One 2021 study suggests that cloud native environments are the second-most attractive targets after crypto, due to the broad attack surfaces.

In new cyber research using honeypots to lure attackers into monitored environments, it has been found that threat actors are adopting more sophisticated techniques, leveraging multiple attack components, and shifting attention to Kubernetes and the software supply chain.

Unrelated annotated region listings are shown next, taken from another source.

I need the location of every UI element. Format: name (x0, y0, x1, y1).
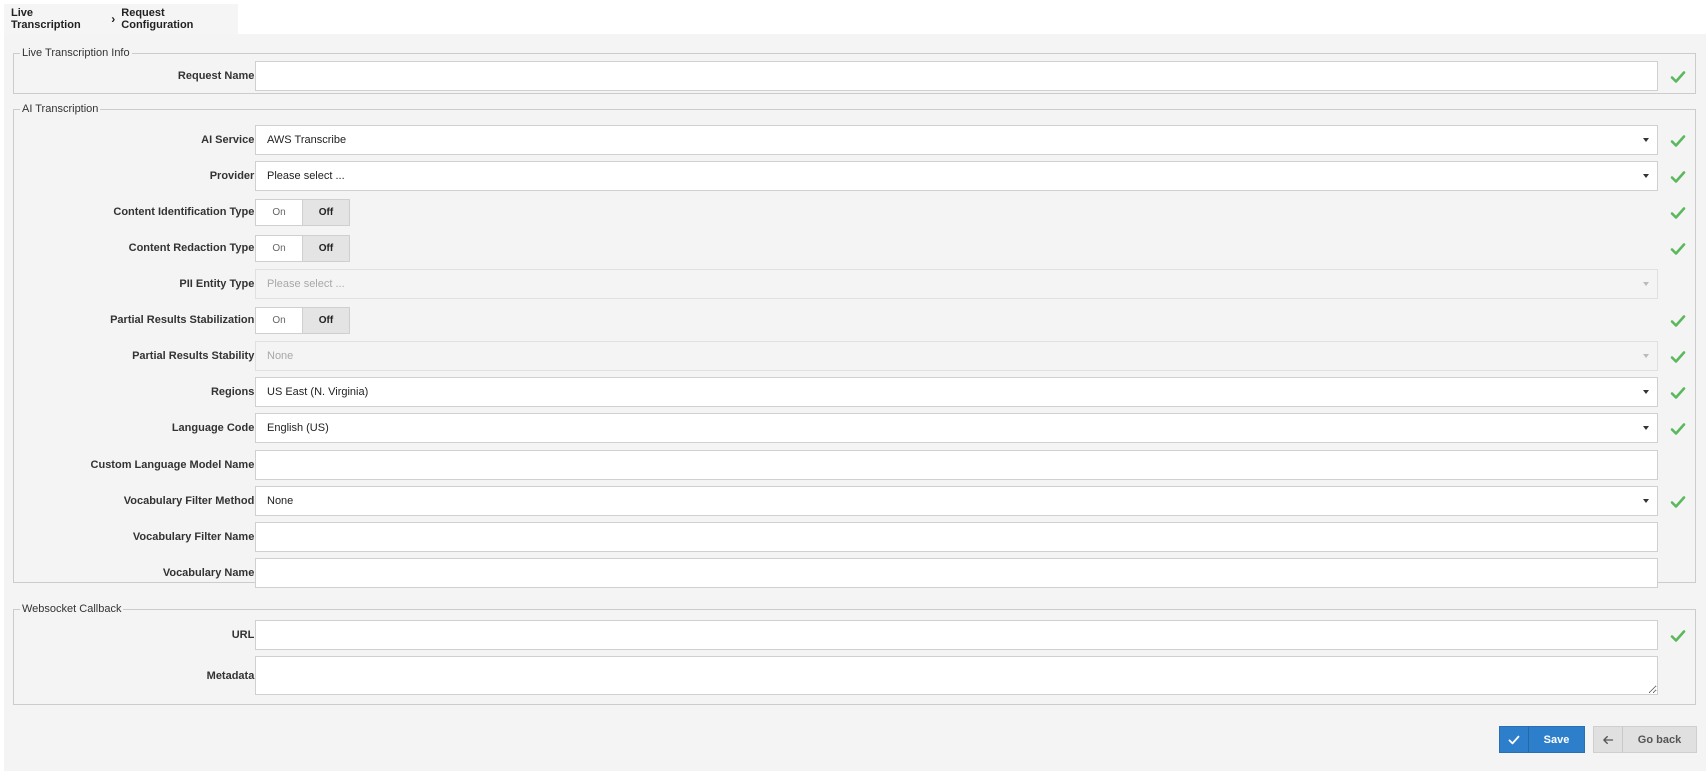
vocab-filter-method-label: Vocabulary Filter Method: (123, 495, 258, 507)
valid-check-icon (1670, 387, 1686, 399)
go-back-button-label: Go back (1637, 733, 1682, 746)
ai-service-select[interactable]: AWS Transcribe (255, 125, 1658, 155)
vocab-filter-method-value: None (267, 495, 294, 507)
regions-value: US East (N. Virginia) (267, 386, 369, 398)
group-title-ai: AI Transcription (22, 103, 99, 115)
breadcrumb: Live Transcription › Request Configurati… (4, 4, 238, 34)
regions-row: Regions: US East (N. Virginia) (14, 377, 1695, 407)
live-transcription-info-group: Live Transcription Info Request Name: (13, 47, 1696, 94)
valid-check-icon (1670, 315, 1686, 327)
language-code-row: Language Code: English (US) (14, 413, 1695, 443)
request-name-label: Request Name: (177, 70, 258, 82)
valid-check-icon (1670, 207, 1686, 219)
content-identification-toggle[interactable]: On Off (255, 199, 350, 226)
content-redaction-toggle[interactable]: On Off (255, 235, 350, 262)
valid-check-icon (1670, 423, 1686, 435)
pii-entity-label: PII Entity Type: (179, 278, 258, 290)
caret-down-icon (1643, 426, 1649, 430)
pii-entity-select: Please select ... (255, 269, 1658, 299)
url-input[interactable] (255, 620, 1658, 650)
vocab-filter-name-row: Vocabulary Filter Name: (14, 522, 1695, 552)
ai-service-label: AI Service: (201, 134, 258, 146)
vocab-filter-name-label: Vocabulary Filter Name: (132, 531, 258, 543)
pii-entity-value: Please select ... (267, 278, 345, 290)
content-redaction-label: Content Redaction Type: (128, 242, 258, 254)
content-identification-label: Content Identification Type: (113, 206, 258, 218)
caret-down-icon (1643, 174, 1649, 178)
breadcrumb-root[interactable]: Live Transcription (11, 7, 104, 31)
arrow-left-icon (1594, 727, 1623, 752)
caret-down-icon (1643, 354, 1649, 358)
vocab-name-row: Vocabulary Name: (14, 558, 1695, 588)
partial-stability-value: None (267, 350, 294, 362)
request-name-input[interactable] (255, 61, 1658, 91)
content-redaction-row: Content Redaction Type: On Off (14, 233, 1695, 263)
valid-check-icon (1670, 171, 1686, 183)
toggle-on[interactable]: On (256, 236, 302, 261)
valid-check-icon (1670, 71, 1686, 83)
provider-value: Please select ... (267, 170, 345, 182)
partial-stabilization-row: Partial Results Stabilization: On Off (14, 305, 1695, 335)
caret-down-icon (1643, 138, 1649, 142)
chevron-right-icon: › (111, 12, 116, 26)
partial-stability-row: Partial Results Stability: None (14, 341, 1695, 371)
caret-down-icon (1643, 282, 1649, 286)
save-button-label: Save (1543, 733, 1570, 746)
ai-service-value: AWS Transcribe (267, 134, 347, 146)
go-back-button[interactable]: Go back (1593, 726, 1697, 753)
valid-check-icon (1670, 496, 1686, 508)
vocab-name-input[interactable] (255, 558, 1658, 588)
valid-check-icon (1670, 135, 1686, 147)
partial-stabilization-label: Partial Results Stabilization: (110, 314, 258, 326)
partial-stability-select: None (255, 341, 1658, 371)
group-title-ws: Websocket Callback (22, 603, 122, 615)
toggle-on[interactable]: On (256, 308, 302, 333)
custom-model-input[interactable] (255, 450, 1658, 480)
vocab-name-label: Vocabulary Name: (162, 567, 258, 579)
toggle-on[interactable]: On (256, 200, 302, 225)
valid-check-icon (1670, 351, 1686, 363)
valid-check-icon (1670, 243, 1686, 255)
caret-down-icon (1643, 499, 1649, 503)
ai-transcription-group: AI Transcription AI Service: AWS Transcr… (13, 103, 1696, 588)
vocab-filter-method-row: Vocabulary Filter Method: None (14, 486, 1695, 516)
metadata-row: Metadata: (14, 656, 1695, 696)
check-icon (1500, 727, 1529, 752)
ai-service-row: AI Service: AWS Transcribe (14, 125, 1695, 155)
vocab-filter-name-input[interactable] (255, 522, 1658, 552)
metadata-textarea[interactable] (255, 656, 1658, 695)
save-button[interactable]: Save (1499, 726, 1585, 753)
valid-check-icon (1670, 630, 1686, 642)
toggle-off[interactable]: Off (302, 308, 349, 333)
toggle-off[interactable]: Off (302, 200, 349, 225)
group-title-info: Live Transcription Info (22, 47, 130, 59)
breadcrumb-current: Request Configuration (121, 7, 194, 31)
metadata-label: Metadata: (206, 670, 258, 682)
language-code-label: Language Code: (171, 422, 258, 434)
language-code-select[interactable]: English (US) (255, 413, 1658, 443)
custom-model-row: Custom Language Model Name: (14, 450, 1695, 480)
content-identification-row: Content Identification Type: On Off (14, 197, 1695, 227)
form-panel: Live Transcription Info Request Name: AI… (4, 34, 1706, 771)
vocab-filter-method-select[interactable]: None (255, 486, 1658, 516)
custom-model-label: Custom Language Model Name: (90, 459, 258, 471)
pii-entity-row: PII Entity Type: Please select ... (14, 269, 1695, 299)
language-code-value: English (US) (267, 422, 329, 434)
url-row: URL: (14, 620, 1695, 650)
request-name-row: Request Name: (14, 61, 1695, 91)
regions-label: Regions: (210, 386, 258, 398)
websocket-callback-group: Websocket Callback URL: Metadata: (13, 603, 1696, 705)
provider-select[interactable]: Please select ... (255, 161, 1658, 191)
partial-stability-label: Partial Results Stability: (132, 350, 258, 362)
regions-select[interactable]: US East (N. Virginia) (255, 377, 1658, 407)
provider-row: Provider: Please select ... (14, 161, 1695, 191)
toggle-off[interactable]: Off (302, 236, 349, 261)
provider-label: Provider: (209, 170, 258, 182)
caret-down-icon (1643, 390, 1649, 394)
partial-stabilization-toggle[interactable]: On Off (255, 307, 350, 334)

The evolving new methods to target cloud native environments were second only to crypto hacking tactics, techniques and procedures. However, the research unveiled an increased usage of backdoors, rootkits and credential stealers, which were signs that intruders had more than just crypto mining in their plans.

In 54% of attacks (up 9% compared with the situation in 2020), backdoors were encountered, while malicious container images containing worms were found in 51% of incidents—up 10% compared with 2020 data.

Threat actors studied in the research had also broadened their targets to include CI/CD and Kubernetes environments, up 9% compared with 2020 figures. In this threat vector, 19% of malicious container images analyzed targeted Kubernetes, including kubelets and API servers.

Other key findings

In addition to using honeypots are bait, the research also involved studying images and packages from public registries and repositories. Key findings include:

  • The proportion and variety of observed attacks targeting Kubernetes had increased, including wider weaponization of Kubernetes UI tools.
  • Supply chain attacks represented 14.3% of the particular sample of images from public image libraries, point to their effectiveness in attacking cloud native environments.
  • Multiple malicious techniques, including known malware, fileless execution, reverse shell executions and files that were downloaded and executed from memory, had been quickly adopted to exploit the Log4j zero-day vulnerability—emphasizing the need for runtime protection.
  • Although the threat group TeamTNT had announced its retirement in Dec 2021, they attacked the honeypots in this research project. However, no new tactics were used, so it is unclear if the group was still in operation or if the ongoing attacks had originated from automated attack infrastructure. Regardless, cyber defense teams should continue preventative measures against this group and similar threats. 

According to Assaf Morag, Threat Intelligence and Data Analyst Lead, Team Nautilus, Aqua Security, the firm that conducted the research: “Cloud native environments now represent a target for attackers, and the techniques are always evolving. The broad attack surface of a Kubernetes cluster is attractive for threat actors, and then once they are in, they are looking for low-hanging fruit. Security practitioners, developers and DevOps teams must seek out security solutions that are purpose-built for cloud native. Implementing proactive and preventative security measures will allow for stronger security and ultimately protect environments.”

Morag added that organizations should secure their cloud native environments with runtime security measures, a layered approach to Kubernetes security, and total visibility across the entire cloud native stack.